In total, $307,631 has been awarded to individuals, municipalities, and organizations across the state for projects to improve habitat for native Massachusetts wildlife.
The grants are provided through the Wildlife Habitat Management Grant Program, administered by the Department of Fish and Game’s Division of Fisheries and Wildlife, and will support 10 wildlife habitat improvement projects totaling 308 acres in nine Massachusetts communities.
According to the release, the projects are also designed to complement ongoing habitat management efforts on state lands, and promote opportunities for hunting, fishing, wildlife viewing, and other outdoor recreation.

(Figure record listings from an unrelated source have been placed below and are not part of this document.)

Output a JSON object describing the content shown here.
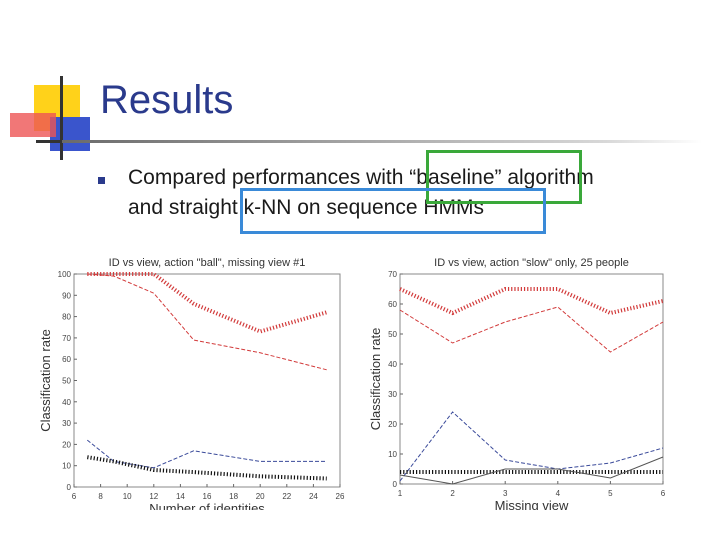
{
  "slide": {
    "title": "Results",
    "bullet": {
      "line1": "Compared performances with “baseline” algorithm",
      "line2": "and straight k-NN on sequence HMMs"
    }
  },
  "colors": {
    "title": "#2a3a8c",
    "highlight_green": "#3aa83a",
    "highlight_blue": "#3a8ad8",
    "red_series": "#d23a3a",
    "blue_series": "#3a4a9a",
    "black_series": "#111111"
  },
  "chart_data": [
    {
      "type": "line",
      "title": "ID vs view, action \"ball\", missing view #1",
      "xlabel": "Number of identities",
      "ylabel": "Classification rate",
      "xlim": [
        6,
        26
      ],
      "ylim": [
        0,
        100
      ],
      "xticks": [
        6,
        8,
        10,
        12,
        14,
        16,
        18,
        20,
        22,
        24,
        26
      ],
      "yticks": [
        0,
        10,
        20,
        30,
        40,
        50,
        60,
        70,
        80,
        90,
        100
      ],
      "grid": false,
      "series": [
        {
          "color": "#d23a3a",
          "style": "dotted-thick",
          "x": [
            7,
            9,
            12,
            15,
            20,
            25
          ],
          "y": [
            100,
            100,
            100,
            86,
            73,
            82
          ]
        },
        {
          "color": "#d23a3a",
          "style": "dashed",
          "x": [
            7,
            9,
            12,
            15,
            20,
            25
          ],
          "y": [
            100,
            99,
            91,
            69,
            63,
            55
          ]
        },
        {
          "color": "#3a4a9a",
          "style": "dashed",
          "x": [
            7,
            9,
            12,
            15,
            20,
            25
          ],
          "y": [
            22,
            12,
            9,
            17,
            12,
            12
          ]
        },
        {
          "color": "#111111",
          "style": "dotted-thick",
          "x": [
            7,
            9,
            12,
            15,
            20,
            25
          ],
          "y": [
            14,
            12,
            8,
            7,
            5,
            4
          ]
        }
      ]
    },
    {
      "type": "line",
      "title": "ID vs view, action \"slow\" only, 25 people",
      "xlabel": "Missing view",
      "ylabel": "Classification rate",
      "xlim": [
        1,
        6
      ],
      "ylim": [
        0,
        70
      ],
      "xticks": [
        1,
        2,
        3,
        4,
        5,
        6
      ],
      "yticks": [
        0,
        10,
        20,
        30,
        40,
        50,
        60,
        70
      ],
      "grid": false,
      "series": [
        {
          "color": "#d23a3a",
          "style": "dotted-thick",
          "x": [
            1,
            2,
            3,
            4,
            5,
            6
          ],
          "y": [
            65,
            57,
            65,
            65,
            57,
            61
          ]
        },
        {
          "color": "#d23a3a",
          "style": "dashed",
          "x": [
            1,
            2,
            3,
            4,
            5,
            6
          ],
          "y": [
            58,
            47,
            54,
            59,
            44,
            54
          ]
        },
        {
          "color": "#3a4a9a",
          "style": "dashed",
          "x": [
            1,
            2,
            3,
            4,
            5,
            6
          ],
          "y": [
            1,
            24,
            8,
            5,
            7,
            12
          ]
        },
        {
          "color": "#111111",
          "style": "dotted-thick",
          "x": [
            1,
            2,
            3,
            4,
            5,
            6
          ],
          "y": [
            4,
            4,
            4,
            4,
            4,
            4
          ]
        },
        {
          "color": "#555555",
          "style": "solid",
          "x": [
            1,
            2,
            3,
            4,
            5,
            6
          ],
          "y": [
            3,
            0,
            5,
            5,
            2,
            9
          ]
        }
      ]
    }
  ]
}
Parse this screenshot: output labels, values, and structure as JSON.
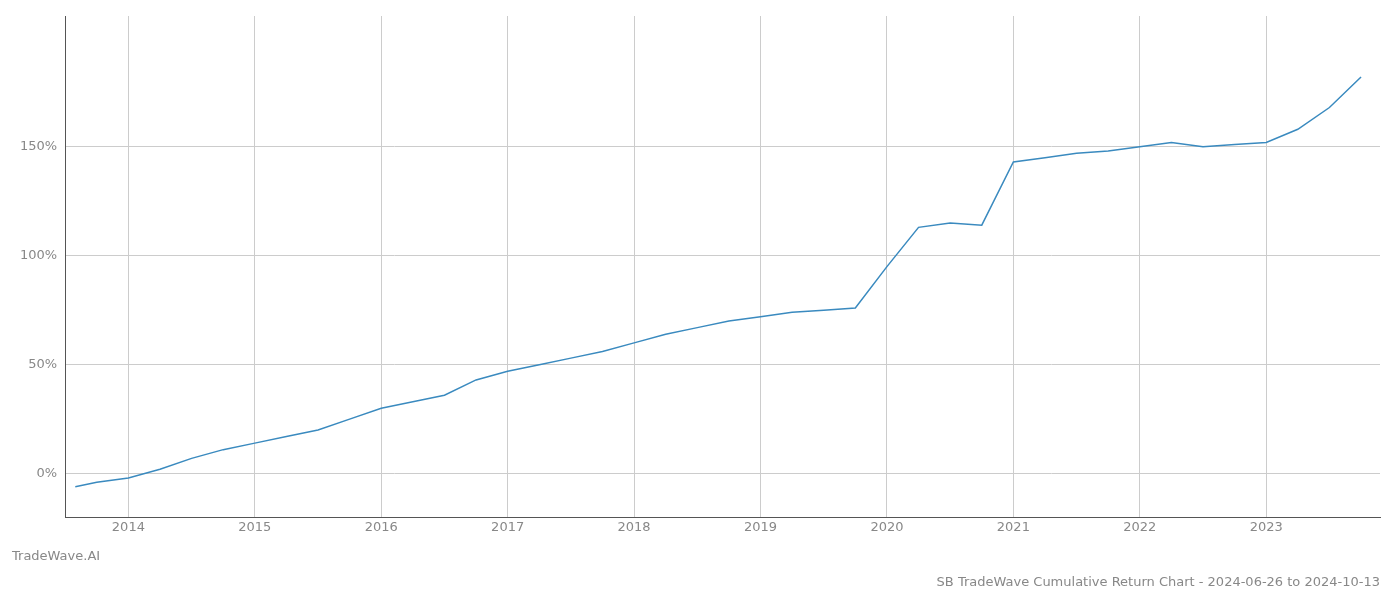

Russ Hopping, ecology program director for The Trustees, told The Times the nearly 400 acres they manage at Long Point Wildlife Refuge contain the second largest number of rare flora and fauna among the roughly 27,000 acres they steward across Massachusetts.
These historically and ecologically rich grassland habitats, according to Hopping, require upkeep and periodic rehabilitation in order to maintain the same level of biodiversity.
For more than 30 years, The Trustees have mowed, conducted prescribed burns, and taken other measures to preserve the many rare species that exist in the refuge.
This grant will target 52 acres of savanna at Long Point, and will help manage the scrub-oak heath understory in order to maintain the mosaic of plants and animals that make the refuge an ecological treasure. Hopping said The Trustees are aiming to have the restoration work completed before April.